Dá para ouvi-los rindo. Uma sala no primeiro andar do
consulado havia sido preparada para a operação — o chão estava coberto de
plástico. Pelo testemunho da advogada Helena Kennedy à BBC, “há um momento em
que você consegue ouvir Khashoggi deixar de ser um homem confiante e passar a
sentir medo — uma ansiedade, um terror crescentes”.

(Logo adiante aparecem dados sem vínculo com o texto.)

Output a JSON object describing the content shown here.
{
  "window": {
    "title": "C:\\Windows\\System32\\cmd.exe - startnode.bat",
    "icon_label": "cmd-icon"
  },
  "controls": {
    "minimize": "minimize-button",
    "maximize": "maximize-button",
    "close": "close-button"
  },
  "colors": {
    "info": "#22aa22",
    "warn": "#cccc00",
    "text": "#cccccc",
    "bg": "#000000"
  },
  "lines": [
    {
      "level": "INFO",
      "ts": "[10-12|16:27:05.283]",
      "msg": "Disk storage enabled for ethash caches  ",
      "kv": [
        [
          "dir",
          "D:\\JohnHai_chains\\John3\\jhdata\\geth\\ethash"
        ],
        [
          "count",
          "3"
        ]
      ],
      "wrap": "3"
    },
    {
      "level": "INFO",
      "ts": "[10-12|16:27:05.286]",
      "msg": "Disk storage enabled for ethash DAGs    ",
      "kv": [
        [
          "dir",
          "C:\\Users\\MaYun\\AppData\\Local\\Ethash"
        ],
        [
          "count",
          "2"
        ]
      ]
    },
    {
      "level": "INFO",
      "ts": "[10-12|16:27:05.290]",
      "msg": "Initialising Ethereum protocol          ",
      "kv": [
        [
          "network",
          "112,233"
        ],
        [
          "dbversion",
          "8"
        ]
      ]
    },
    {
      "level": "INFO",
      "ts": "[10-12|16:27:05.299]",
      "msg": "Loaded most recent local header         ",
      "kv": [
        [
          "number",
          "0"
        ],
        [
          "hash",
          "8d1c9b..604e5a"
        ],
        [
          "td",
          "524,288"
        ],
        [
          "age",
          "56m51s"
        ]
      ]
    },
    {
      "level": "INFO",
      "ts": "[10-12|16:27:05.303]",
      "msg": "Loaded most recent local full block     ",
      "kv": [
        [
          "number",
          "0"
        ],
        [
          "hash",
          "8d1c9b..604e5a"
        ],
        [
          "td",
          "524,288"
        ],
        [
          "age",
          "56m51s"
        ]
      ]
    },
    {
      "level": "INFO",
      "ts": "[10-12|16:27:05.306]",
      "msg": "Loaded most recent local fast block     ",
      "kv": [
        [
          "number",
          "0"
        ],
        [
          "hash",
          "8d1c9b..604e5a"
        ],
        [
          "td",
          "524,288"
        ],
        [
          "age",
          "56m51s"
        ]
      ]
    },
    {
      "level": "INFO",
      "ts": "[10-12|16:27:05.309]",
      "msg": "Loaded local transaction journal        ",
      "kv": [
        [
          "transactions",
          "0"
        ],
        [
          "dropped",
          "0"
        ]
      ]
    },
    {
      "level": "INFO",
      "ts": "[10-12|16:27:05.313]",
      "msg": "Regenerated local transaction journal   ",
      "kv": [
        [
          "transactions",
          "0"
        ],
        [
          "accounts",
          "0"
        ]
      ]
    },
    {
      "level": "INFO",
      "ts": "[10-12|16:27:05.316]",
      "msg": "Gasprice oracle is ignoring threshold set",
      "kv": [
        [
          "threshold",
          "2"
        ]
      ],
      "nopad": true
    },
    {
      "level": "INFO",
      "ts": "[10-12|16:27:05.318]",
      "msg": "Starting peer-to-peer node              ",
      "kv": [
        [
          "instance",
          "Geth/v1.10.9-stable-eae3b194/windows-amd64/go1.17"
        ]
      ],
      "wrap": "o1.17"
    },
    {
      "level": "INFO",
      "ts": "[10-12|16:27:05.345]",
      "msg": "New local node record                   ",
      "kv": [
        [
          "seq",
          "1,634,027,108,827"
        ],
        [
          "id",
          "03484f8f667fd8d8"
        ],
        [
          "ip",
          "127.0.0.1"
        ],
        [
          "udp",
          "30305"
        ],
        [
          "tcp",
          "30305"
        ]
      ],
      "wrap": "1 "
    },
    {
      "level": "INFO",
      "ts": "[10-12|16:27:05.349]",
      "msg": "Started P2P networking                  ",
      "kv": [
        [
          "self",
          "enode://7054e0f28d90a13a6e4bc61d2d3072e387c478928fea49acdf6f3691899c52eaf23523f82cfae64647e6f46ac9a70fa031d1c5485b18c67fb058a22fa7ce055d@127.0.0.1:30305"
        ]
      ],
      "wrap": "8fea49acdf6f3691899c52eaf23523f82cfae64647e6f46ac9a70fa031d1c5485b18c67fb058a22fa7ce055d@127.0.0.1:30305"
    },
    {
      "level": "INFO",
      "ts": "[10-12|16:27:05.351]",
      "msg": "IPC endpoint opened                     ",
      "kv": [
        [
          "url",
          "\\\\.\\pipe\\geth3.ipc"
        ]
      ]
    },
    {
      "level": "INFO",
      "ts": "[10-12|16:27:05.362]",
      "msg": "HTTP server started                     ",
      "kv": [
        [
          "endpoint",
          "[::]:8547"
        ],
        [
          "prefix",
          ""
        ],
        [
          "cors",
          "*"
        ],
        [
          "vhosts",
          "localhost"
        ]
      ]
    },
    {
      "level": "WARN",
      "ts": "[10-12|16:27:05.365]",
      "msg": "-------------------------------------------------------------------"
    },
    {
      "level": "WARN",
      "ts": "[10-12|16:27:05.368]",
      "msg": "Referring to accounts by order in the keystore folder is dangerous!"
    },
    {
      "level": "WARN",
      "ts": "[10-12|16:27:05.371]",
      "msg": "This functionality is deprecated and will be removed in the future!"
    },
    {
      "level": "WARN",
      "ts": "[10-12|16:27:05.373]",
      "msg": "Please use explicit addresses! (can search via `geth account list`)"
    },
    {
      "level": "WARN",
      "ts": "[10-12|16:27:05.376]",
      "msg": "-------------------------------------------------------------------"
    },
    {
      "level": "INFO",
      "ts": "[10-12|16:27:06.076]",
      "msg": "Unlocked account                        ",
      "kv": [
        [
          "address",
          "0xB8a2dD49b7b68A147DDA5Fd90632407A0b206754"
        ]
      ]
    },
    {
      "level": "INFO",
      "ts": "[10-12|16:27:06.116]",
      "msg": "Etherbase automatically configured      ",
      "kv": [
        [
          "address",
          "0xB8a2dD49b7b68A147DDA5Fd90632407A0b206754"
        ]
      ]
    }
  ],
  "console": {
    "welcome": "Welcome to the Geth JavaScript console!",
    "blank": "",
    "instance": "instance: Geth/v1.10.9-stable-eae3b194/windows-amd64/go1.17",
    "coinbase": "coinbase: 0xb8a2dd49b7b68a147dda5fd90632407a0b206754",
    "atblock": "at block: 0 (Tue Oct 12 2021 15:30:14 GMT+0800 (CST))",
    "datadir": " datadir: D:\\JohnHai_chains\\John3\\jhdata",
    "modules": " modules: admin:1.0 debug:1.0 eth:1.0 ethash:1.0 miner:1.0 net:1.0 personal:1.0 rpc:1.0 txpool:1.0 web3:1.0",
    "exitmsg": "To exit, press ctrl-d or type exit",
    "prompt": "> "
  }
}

As testemunhas ouviram 45 minutos de gravação. O dissidente
encurralado ainda pergunta se estava sendo sequestrado, se lhe seria aplicada
uma injeção. Depois, apenas sons que sugerem sufocamento. Ainda se ouve uma voz
dizendo “Deixa ele cortar”, outra que grita “Acabou”, e ainda outra a completar
“Tira isso, tira isso. Coloca isso na cabeça dele e embrulha”. Menos de duas
horas depois da chegada de Khashoggi, imagens mostram três homens com malas e
sacos plásticos entrando em veículos consulares. Por fim, dois integrantes do
grupo de matadores saem do casarão. Um está vestido com o paletó, camisa e
calça do esquartejado. Apenas os sapatos são outros. O segundo carrega uma
sacola branca. Caminham em direção à Mesquita Azul de Istambul. Quando
reaparecem, o homem que vestira as roupas do jornalista havia se trocado. A
sacola de plástico contendo as roupas do morto é jogada numa lixeira. Os restos
mortais de Jamal Khashoggi jamais foram encontrados.
Coisas, de fato, acontecem na Arábia Saudita de Sua Alteza
Real e na Casa Branca de Donald Trump.